‎POLSEK KOTAPINANG DIDESAK TANGKAP "A" ALIAS ANDRE: DUDAAN BANDAR NARKOBA BEROPERASI "SELANGKAH" DARI KANTOR POLISI -->

Iklan Semua Halaman

‎POLSEK KOTAPINANG DIDESAK TANGKAP "A" ALIAS ANDRE: DUDAAN BANDAR NARKOBA BEROPERASI "SELANGKAH" DARI KANTOR POLISI

Kabar Investigasi
Kamis, 30 Juli 2026

 


‎KOTAPINANG — Sikap profesionalisme dan komitmen Polsek Kotapinang dalam mengusut peredaran gelap narkotika kini berada di bawah sorotan tajam publik. Publik mendesak aparat kepolisian setempat untuk segera bertindak tegas menangkap seorang pria berinisial A alias Andre, yang diduga kuat menjalankan praktik bisnis barang haram di kawasan Simpang Impres, Blok Songo.

‎Penegakan hukum atas dugaan aktivitas ilegal ini menjadi preseden kritis bagi kredibilitas institusi. Pasalnya, lokasi Tempat Kejadian Perkara (TKP) yang disinyalir menjadi pusat kegiatan terlarang tersebut secara geografis berada amat dekat dengan Markas Polsek Kotapinang—hanya berjarak "sepotong jalan" atau ibarat selangkah dari pintu markas kepolisian.

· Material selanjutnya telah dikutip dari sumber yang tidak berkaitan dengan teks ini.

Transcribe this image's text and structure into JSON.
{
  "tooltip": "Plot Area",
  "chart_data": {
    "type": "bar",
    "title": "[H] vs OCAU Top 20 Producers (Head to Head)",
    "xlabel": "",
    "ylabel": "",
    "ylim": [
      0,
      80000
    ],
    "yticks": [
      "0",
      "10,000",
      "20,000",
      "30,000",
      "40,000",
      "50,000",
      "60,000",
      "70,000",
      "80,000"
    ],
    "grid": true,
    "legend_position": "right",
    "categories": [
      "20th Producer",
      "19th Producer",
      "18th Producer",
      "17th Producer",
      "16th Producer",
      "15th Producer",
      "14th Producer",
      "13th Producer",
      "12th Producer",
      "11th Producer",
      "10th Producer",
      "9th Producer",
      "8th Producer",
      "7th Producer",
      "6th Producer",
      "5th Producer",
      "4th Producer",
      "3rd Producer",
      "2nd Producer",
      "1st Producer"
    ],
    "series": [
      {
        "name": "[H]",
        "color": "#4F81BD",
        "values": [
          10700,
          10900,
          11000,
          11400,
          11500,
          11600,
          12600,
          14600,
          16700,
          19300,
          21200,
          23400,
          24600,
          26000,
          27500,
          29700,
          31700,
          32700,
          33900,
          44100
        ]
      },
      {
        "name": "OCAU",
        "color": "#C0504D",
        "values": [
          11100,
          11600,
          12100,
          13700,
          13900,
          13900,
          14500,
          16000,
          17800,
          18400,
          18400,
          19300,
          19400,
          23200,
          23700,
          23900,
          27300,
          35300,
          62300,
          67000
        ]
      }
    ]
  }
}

‎Kedekatan jarak fisik antara dugaan lokasi transaksi narkoba dan pusat komando penegakan hukum ini memicu ironi serta pertanyaan mendasar dari masyarakat sipil. Bagaimana mungkin sebuah aktivitas yang berpotensi merusak generasi bangsa dapat beroperasi begitu leluasa di zona yang seharusnya menjadi area paling steril dan aman dari kejahatan?

‎Kondisi ini seolah menghadirkan kontras yang tajam: di satu sisi aparat menggemakan narasi perang terhadap narkoba (war on drugs), namun di sisi lain, dugaan pangkalan narkoba justru tumbuh subur persis di depan mata. Keadaan ini menciptakan kesan kebal hukum bagi pelaku sekaligus memperlihatkan tumpulnya fungsi intelijen dan pengawasan teritorial di tingkat lokal.

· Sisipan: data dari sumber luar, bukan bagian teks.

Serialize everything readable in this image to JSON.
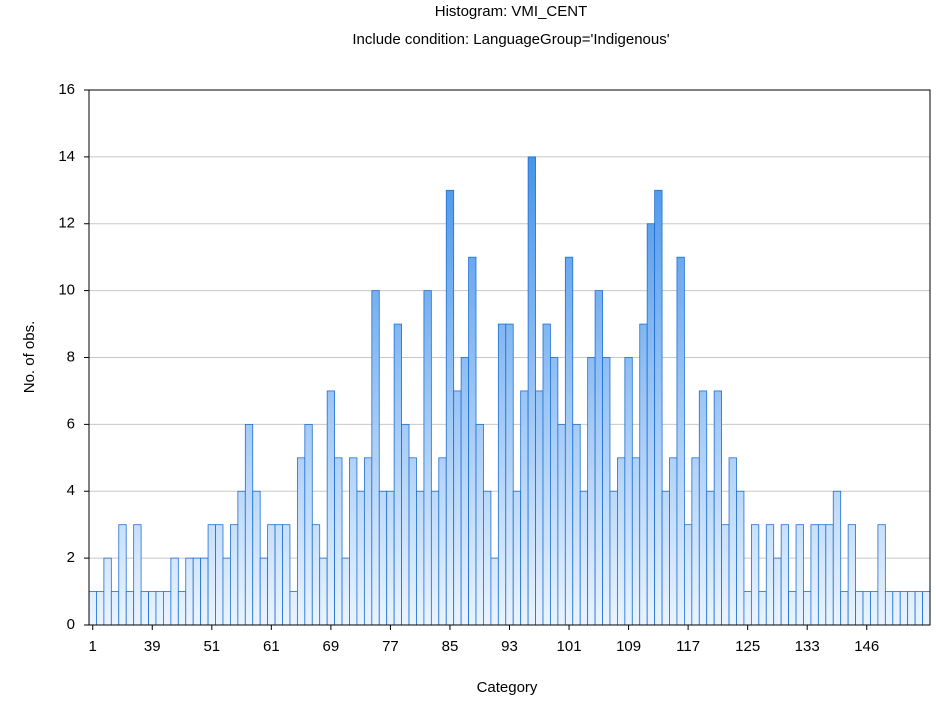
{
  "chart_data": {
    "type": "bar",
    "title": "Histogram: VMI_CENT",
    "subtitle": "Include condition: LanguageGroup='Indigenous'",
    "x_label": "Category",
    "y_label": "No. of obs.",
    "color": "#2f86e8",
    "categories": [
      "1",
      null,
      null,
      null,
      null,
      null,
      null,
      null,
      "39",
      null,
      null,
      null,
      null,
      null,
      null,
      null,
      "51",
      null,
      null,
      null,
      null,
      null,
      null,
      null,
      "61",
      null,
      null,
      null,
      null,
      null,
      null,
      null,
      "69",
      null,
      null,
      null,
      null,
      null,
      null,
      null,
      "77",
      null,
      null,
      null,
      null,
      null,
      null,
      null,
      "85",
      null,
      null,
      null,
      null,
      null,
      null,
      null,
      "93",
      null,
      null,
      null,
      null,
      null,
      null,
      null,
      "101",
      null,
      null,
      null,
      null,
      null,
      null,
      null,
      "109",
      null,
      null,
      null,
      null,
      null,
      null,
      null,
      "117",
      null,
      null,
      null,
      null,
      null,
      null,
      null,
      "125",
      null,
      null,
      null,
      null,
      null,
      null,
      null,
      "133",
      null,
      null,
      null,
      null,
      null,
      null,
      null,
      "146",
      null,
      null,
      null,
      null,
      null,
      null,
      null,
      null
    ],
    "values": [
      1,
      1,
      2,
      1,
      3,
      1,
      3,
      1,
      1,
      1,
      1,
      2,
      1,
      2,
      2,
      2,
      3,
      3,
      2,
      3,
      4,
      6,
      4,
      2,
      3,
      3,
      3,
      1,
      5,
      6,
      3,
      2,
      7,
      5,
      2,
      5,
      4,
      5,
      10,
      4,
      4,
      9,
      6,
      5,
      4,
      10,
      4,
      5,
      13,
      7,
      8,
      11,
      6,
      4,
      2,
      9,
      9,
      4,
      7,
      14,
      7,
      9,
      8,
      6,
      11,
      6,
      4,
      8,
      10,
      8,
      4,
      5,
      8,
      5,
      9,
      12,
      13,
      4,
      5,
      11,
      3,
      5,
      7,
      4,
      7,
      3,
      5,
      4,
      1,
      3,
      1,
      3,
      2,
      3,
      1,
      3,
      1,
      3,
      3,
      3,
      4,
      1,
      3,
      1,
      1,
      1,
      3,
      1,
      1,
      1,
      1,
      1,
      1
    ],
    "ylim": [
      0,
      16
    ],
    "yticks": [
      0,
      2,
      4,
      6,
      8,
      10,
      12,
      14,
      16
    ],
    "grid": true
  }
}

‎Keresahan mendalam ini turut disuarakan langsung oleh warga sekitar yang merasa iklim lingkungan mereka makin tak kondusif.

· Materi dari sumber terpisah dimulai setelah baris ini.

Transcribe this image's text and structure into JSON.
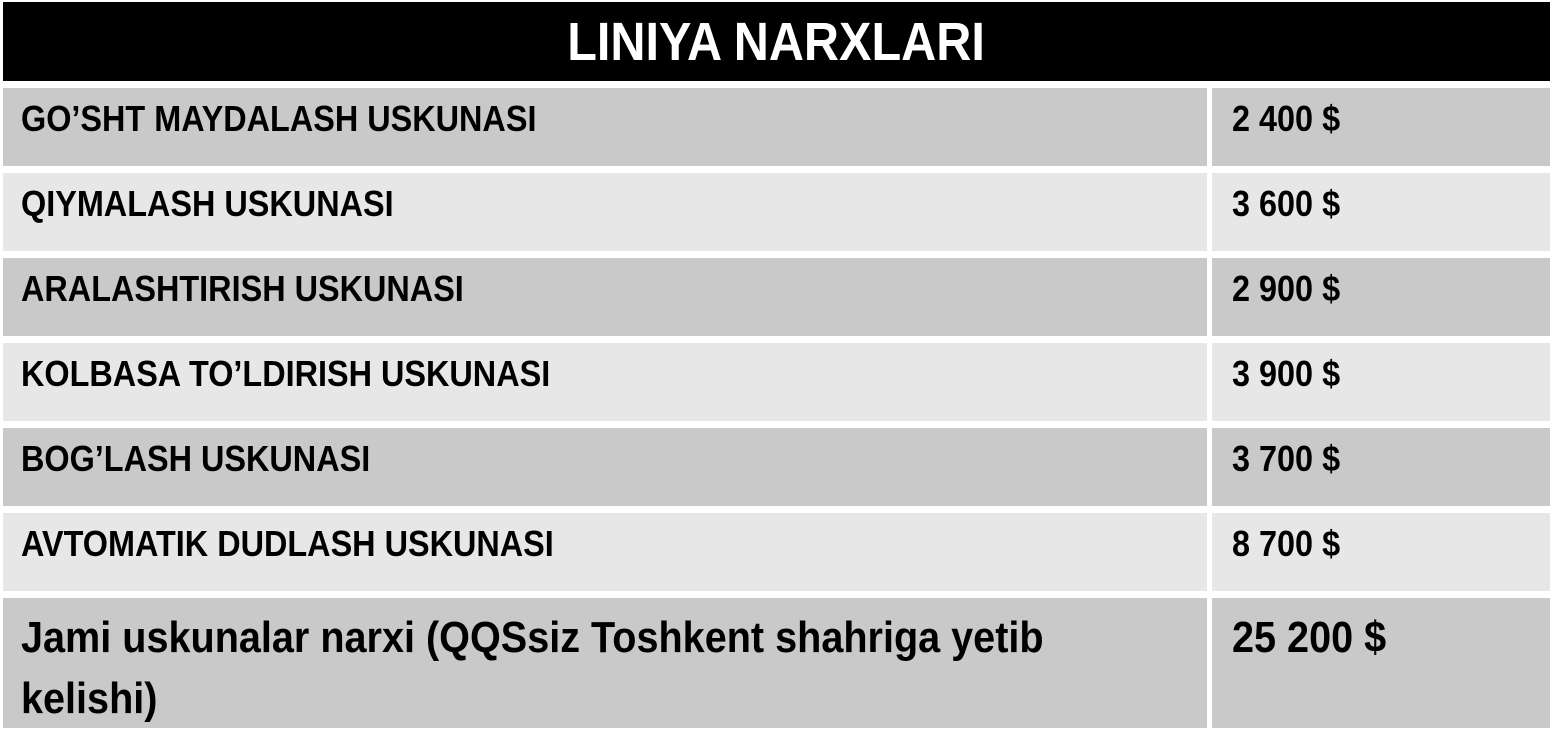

‎"Ibarat kata, gajah di pelupuk mata tak tampak. Masa iya warga sekampung tahu si A alias Andre ini 'jualan' di mana, tapi yang kantornya cuma selangkah dari TKP malah tak kelihatan? Ini matanya yang tertutup atau memang pura-pura mati lampu?" ujar seorang warga Simpang Impres yang enggan disebutkan namanya demi alasan keselamatan.

‎Warga lain juga menegaskan bahwa pembiaran ini telah meruntuhkan kepercayaan masyarakat terhadap wibawa aparat penegak hukum setempat.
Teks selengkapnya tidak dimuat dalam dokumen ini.